Penjualan Harta Bersama setelah Perceraian

Hukum mengatur bahwa harta bersama hanya dapat dialihkan dengan persetujuan kedua pihak. Pasal 92 KHI dan Pasal 36 ayat (1) Undang-Undang Perkawinan secara tegas menyatakan bahwa suami atau istri tidak boleh menjual atau memindahkan harta bersama tanpa izin dari pasangan.

Namun demikian, terdapat pengecualian. Jika sebelum menikah para pihak telah membuat perjanjian perkawinan tertulis yang mencantumkan kewenangan masing-masing untuk menjaminkan atau mengalihkan harta, maka mereka dapat melakukan perbuatan hukum tanpa perlu izin dari pasangan. Pasal 47 ayat (3) KHI memberikan dasar hukum untuk hal tersebut.
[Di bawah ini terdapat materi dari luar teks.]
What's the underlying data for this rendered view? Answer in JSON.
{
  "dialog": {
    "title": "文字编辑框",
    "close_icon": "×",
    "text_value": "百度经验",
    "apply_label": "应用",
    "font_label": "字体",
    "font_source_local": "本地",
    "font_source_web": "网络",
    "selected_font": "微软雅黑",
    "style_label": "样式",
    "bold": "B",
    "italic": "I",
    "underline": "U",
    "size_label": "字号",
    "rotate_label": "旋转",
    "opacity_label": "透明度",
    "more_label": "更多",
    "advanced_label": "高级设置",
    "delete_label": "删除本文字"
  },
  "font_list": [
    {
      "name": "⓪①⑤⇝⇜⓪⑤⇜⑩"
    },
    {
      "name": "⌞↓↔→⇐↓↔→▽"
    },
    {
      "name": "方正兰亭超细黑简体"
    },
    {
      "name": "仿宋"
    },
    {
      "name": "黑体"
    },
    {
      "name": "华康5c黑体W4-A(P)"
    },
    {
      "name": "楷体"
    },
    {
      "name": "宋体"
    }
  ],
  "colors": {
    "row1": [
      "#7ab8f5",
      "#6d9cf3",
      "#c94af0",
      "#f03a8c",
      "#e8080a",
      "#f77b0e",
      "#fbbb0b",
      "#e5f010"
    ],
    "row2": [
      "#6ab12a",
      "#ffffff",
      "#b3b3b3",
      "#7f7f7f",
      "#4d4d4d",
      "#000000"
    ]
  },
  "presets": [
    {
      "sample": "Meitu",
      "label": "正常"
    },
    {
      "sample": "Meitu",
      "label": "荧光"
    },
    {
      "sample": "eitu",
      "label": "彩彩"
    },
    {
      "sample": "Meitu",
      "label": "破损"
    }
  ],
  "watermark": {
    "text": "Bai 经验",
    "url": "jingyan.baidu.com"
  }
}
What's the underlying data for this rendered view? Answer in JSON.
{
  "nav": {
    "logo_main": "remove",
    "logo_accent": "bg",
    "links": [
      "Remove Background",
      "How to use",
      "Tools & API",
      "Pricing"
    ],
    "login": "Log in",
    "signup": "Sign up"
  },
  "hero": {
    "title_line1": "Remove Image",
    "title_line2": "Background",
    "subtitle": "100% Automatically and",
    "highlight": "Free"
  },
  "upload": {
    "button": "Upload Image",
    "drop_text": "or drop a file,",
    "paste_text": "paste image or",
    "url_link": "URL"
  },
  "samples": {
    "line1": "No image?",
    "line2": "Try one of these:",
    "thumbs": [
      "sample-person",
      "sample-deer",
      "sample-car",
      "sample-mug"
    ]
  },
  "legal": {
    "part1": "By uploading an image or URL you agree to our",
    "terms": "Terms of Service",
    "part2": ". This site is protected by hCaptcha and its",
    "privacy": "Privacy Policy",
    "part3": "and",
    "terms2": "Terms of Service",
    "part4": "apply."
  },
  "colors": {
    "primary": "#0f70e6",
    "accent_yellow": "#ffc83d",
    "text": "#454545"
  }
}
Dengan demikian, perjanjian perkawinan dapat mengatur pengecualian terhadap aturan umum mengenai harta bersama.

Prosedur Pembagian Harta Gono-Gini

Pasal 97 KHI menyatakan bahwa janda atau duda cerai berhak atas separuh bagian dari harta bersama, kecuali jika perjanjian perkawinan menentukan lain. Dalam praktiknya, pengadilan agama memutus pembagian harta berdasarkan permohonan atau gugatan dari pihak yang bersangkutan.

Jika suami dan istri sepakat mengenai pembagian harta bersama, mereka dapat menyampaikan kesepakatan tersebut di dalam atau di luar persidangan. Selanjutnya, hakim akan menetapkan pembagian harta tersebut dalam putusan yang memiliki kekuatan hukum tetap dan mengikat bagi kedua belah pihak.

Apa Risiko Menjual Harta Bersama Tanpa Izin?

Jika suami atau istri menjual atau mengalihkan harta bersama tanpa meminta persetujuan dari pasangannya sebelum pengadilan mengeluarkan putusan, mereka melakukan tindakan yang dapat tergolong sebagai penggelapan. Oleh karena itu, pasangan yang dirugikan berhak melaporkan tindakan tersebut kepada pihak berwenang atau mengajukan gugatan ke pengadilan.

Kesimpulan

Hukum secara tegas membedakan antara mahar dan harta bersama. Mahar merupakan hak pribadi istri dan tidak termasuk dalam gono-gini. Oleh sebab itu, istri dapat menjual atau mengalihkan mahar tanpa perlu persetujuan suami, bahkan setelah perceraian terjadi.

Sebaliknya, untuk harta bersama, suami dan istri harus mendapatkan persetujuan satu sama lain sebelum melakukan tindakan hukum atas harta tersebut, kecuali jika perjanjian perkawinan menyatakan sebaliknya. Menjual harta bersama tanpa persetujuan melanggar hukum dan dapat menimbulkan konsekuensi pidana maupun perdata.